Starman - Geeky sci-fi.
Any cartoon from the decade - On the whole I think '80s cartoons lacked flair but had solid themes, music, and much better defined good vs evil story lines.
Married With Children - Everyone's favorite at one time or another.
Roseanne - Entertaining but at the same time how depressing. Did we realise that this show of an unhealthy, overweight and indebted family was really a mirror? For me it always seemed like somebody else's family - but now I like at people I know, family or friends, and it seems to be pretty much it. Not as crass, perhaps not as poor, but you have that feeling of people being mired in mediocrity and depressed without realising it.
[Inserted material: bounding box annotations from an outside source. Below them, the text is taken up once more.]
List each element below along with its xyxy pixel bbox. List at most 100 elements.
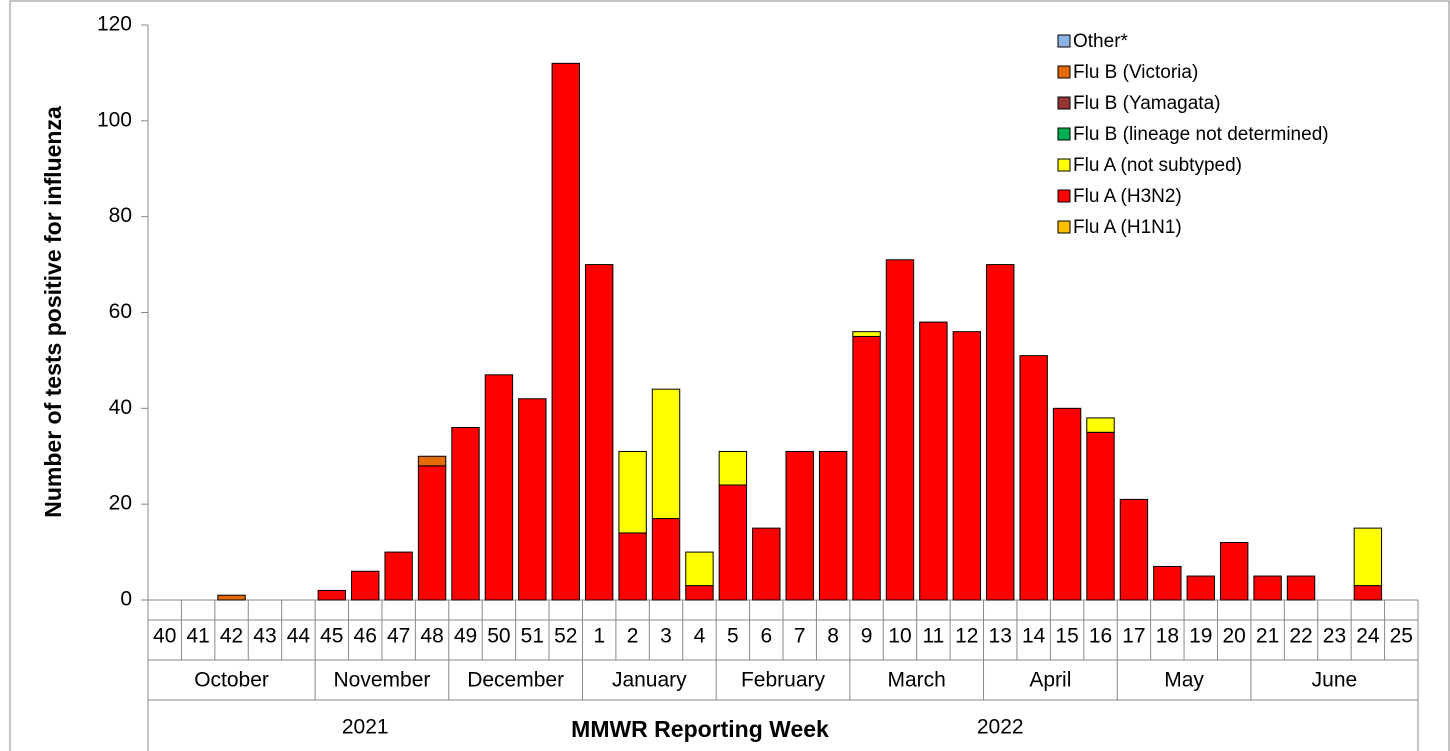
x-tick-label: 11 — [922, 625, 944, 648]
x-tick-label: 52 — [554, 625, 577, 648]
bar-segment — [718, 484, 748, 601]
x-tick-label: 5 — [727, 625, 739, 648]
legend-label: Flu B (lineage not determined) — [1073, 124, 1329, 145]
x-tick-label: 51 — [521, 625, 544, 648]
x-tick-label: 40 — [153, 625, 176, 648]
bar-segment — [986, 264, 1015, 601]
x-tick-label: 42 — [220, 625, 243, 648]
x-tick-label: 19 — [1189, 625, 1212, 648]
x-tick-label: 16 — [1089, 625, 1112, 648]
year-label: 2021 — [342, 716, 389, 739]
month-label: February — [741, 669, 826, 692]
y-tick-label: 40 — [109, 396, 132, 419]
x-tick-label: 17 — [1122, 625, 1145, 648]
x-tick-label: 24 — [1356, 625, 1380, 648]
x-tick-label: 12 — [955, 625, 978, 648]
legend-swatch — [1057, 189, 1071, 203]
bar-segment — [351, 570, 380, 601]
x-tick-label: 41 — [186, 625, 209, 648]
x-tick-label: 48 — [420, 625, 443, 648]
bar-segment — [1253, 575, 1282, 601]
bar-segment — [952, 331, 982, 601]
month-label: October — [194, 669, 269, 692]
bar-segment — [1186, 575, 1215, 601]
x-tick-label: 13 — [989, 625, 1012, 648]
bar-segment — [685, 585, 714, 601]
y-tick-label: 0 — [120, 588, 132, 611]
legend-label: Flu A (H1N1) — [1073, 217, 1182, 238]
bar-segment — [217, 594, 246, 601]
bar-segment — [685, 551, 714, 587]
bar-segment — [718, 450, 748, 486]
y-tick-label: 100 — [97, 108, 132, 131]
bar-segment — [651, 388, 681, 520]
bar-segment — [618, 450, 647, 534]
x-tick-label: 18 — [1156, 625, 1179, 648]
x-tick-label: 14 — [1022, 625, 1046, 648]
bar-segment — [1086, 417, 1115, 433]
chart-frame — [9, 0, 1450, 751]
bar-segment — [1219, 542, 1249, 601]
bar-segment — [417, 465, 447, 601]
x-tick-label: 1 — [593, 625, 605, 648]
legend-label: Flu A (not subtyped) — [1073, 155, 1242, 176]
month-label: June — [1312, 669, 1358, 692]
month-label: April — [1029, 669, 1071, 692]
x-tick-label: 50 — [487, 625, 510, 648]
legend-swatch — [1057, 65, 1071, 79]
x-tick-label: 44 — [287, 625, 311, 648]
month-label: May — [1164, 669, 1204, 692]
bar-segment — [852, 331, 881, 337]
x-tick-label: 6 — [760, 625, 772, 648]
x-tick-label: 43 — [253, 625, 276, 648]
x-tick-label: 46 — [354, 625, 377, 648]
bar-segment — [885, 259, 915, 601]
bar-segment — [1119, 498, 1149, 601]
bar-segment — [1286, 575, 1316, 601]
bar-segment — [651, 518, 681, 601]
legend-label: Other* — [1073, 31, 1129, 52]
legend-swatch — [1057, 158, 1071, 172]
bar-segment — [785, 450, 814, 601]
x-tick-label: 20 — [1223, 625, 1246, 648]
legend-swatch — [1057, 220, 1071, 234]
bar-segment — [1019, 355, 1048, 601]
x-tick-label: 10 — [888, 625, 911, 648]
bar-segment — [1353, 527, 1383, 587]
x-tick-label: 49 — [454, 625, 477, 648]
y-axis-title: Number of tests positive for influenza — [40, 106, 66, 518]
y-tick-label: 80 — [109, 204, 132, 227]
x-tick-label: 45 — [320, 625, 343, 648]
month-label: January — [612, 669, 687, 692]
legend-label: Flu A (H3N2) — [1073, 186, 1182, 207]
bar-segment — [384, 551, 413, 601]
bar-segment — [1052, 407, 1082, 601]
bar-segment — [1086, 431, 1115, 601]
legend-swatch — [1057, 127, 1071, 141]
legend-swatch — [1057, 96, 1071, 110]
bar-segment — [484, 374, 514, 601]
y-tick-label: 60 — [109, 300, 132, 323]
bar-segment — [584, 264, 614, 601]
bar-segment — [818, 450, 848, 601]
bar-segment — [852, 335, 881, 601]
x-tick-label: 9 — [861, 625, 873, 648]
x-tick-label: 22 — [1289, 625, 1312, 648]
bar-segment — [919, 321, 948, 601]
bar-segment — [317, 589, 347, 601]
y-tick-label: 20 — [109, 492, 132, 515]
month-label: December — [467, 669, 564, 692]
bar-segment — [618, 532, 647, 601]
legend-label: Flu B (Victoria) — [1073, 62, 1198, 83]
x-tick-label: 7 — [794, 625, 806, 648]
x-tick-label: 47 — [387, 625, 410, 648]
year-label: 2022 — [977, 716, 1024, 739]
bar-segment — [752, 527, 781, 601]
legend-label: Flu B (Yamagata) — [1073, 93, 1220, 114]
bar-segment — [1353, 585, 1383, 601]
y-tick-label: 120 — [97, 13, 132, 36]
legend-swatch — [1057, 34, 1071, 48]
bar-segment — [417, 455, 447, 467]
bar-segment — [451, 427, 480, 601]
Time to change the flow.
Family Ties - How can you not love Michael J. Fox in his prime?
Who's the Boss - Alyssa Milano before her prime. Probably equivalent to watching LeBron James in middle school basketball.
Saved by the Bell - How come everyone hates going to high school but everyone's favorite shows growing up are usually about people who are happy in high school? There were a few spin-offs but nothing took off as well as the original. I think the franchise should be restored and commit itself into making one TV-movie per year. Seriously, wouldn't you book your DVR if you heard that Jessie relapsed into caffeine pills at Bayside reunion, Slater came out of the closet, Lisa Turtle was working for Jet magazine, Screech became the successful guy who tried to act too cool due to his years of being a nerd, and Zack became a likable but underachieving and overweight has been. This makes me giddy just thinking about it.
Totally kick ass but requiring an absolute suspension of belief
A-Team - How ridiculous is it that Mr T would ride in a van with three white guys and fight crime. Seriously, a brother with 19 gold chains and a senior citizen decide to hang out and improve society?
Miami Vice - I think my friend Brad visualised this or Chips when he tried out to be a cop a few years back. Speed, machismo, and good times.
Perfect Strangers - Just watch the clip below.
A Different World - Hey, what's up middle america? Get a load of these black people going to college. Man, what a different world.
Star Trek - I am a closet trekkie.
Max Headroom - Eh, he had a cool voice and dark sci-fi.
Awful, no excuse that we were entertained
Family Matters - even at the time I knew each episode was a waste of my abundance of free time. What a career killer for everyone on that show, too.
Blossom - an annoying, slightly rebellious but overall good girl. This would be a reality show today set in Kansas. Also it would make you hurl your TV out the window.
The '80s were really a fantastic era of music and art and pop culture. A few fantastic successes with an enormous amount of colossally stupid attempts at success. But even these failures point to either great creativity or the most lax standards we've seen in broadcasting.
In the '90s apartment sitcoms took over, Seinfeld, Friends, and such. Writing and acting began to move towards high production values with ER and all the shows it inspired. The result was a sort of Hollywood product imitating real life.
Now the 2000s have taken this to an even greater degree. Shows like The Wire, Madmen, The Sopranos, and Breaking Bad are closer to being a weekly movie than a TV show. More detail, more development in plot. Now '80s shows seem like a cheap 10-cent peep show in comparison.
My final thoughts is I love to think of these riduculous shows the '80s offered but in reality I think I wouldn't like to go through it again. Then again, I'd trade for them any day to get rid of all the reality shows, except Hard Knocks of course.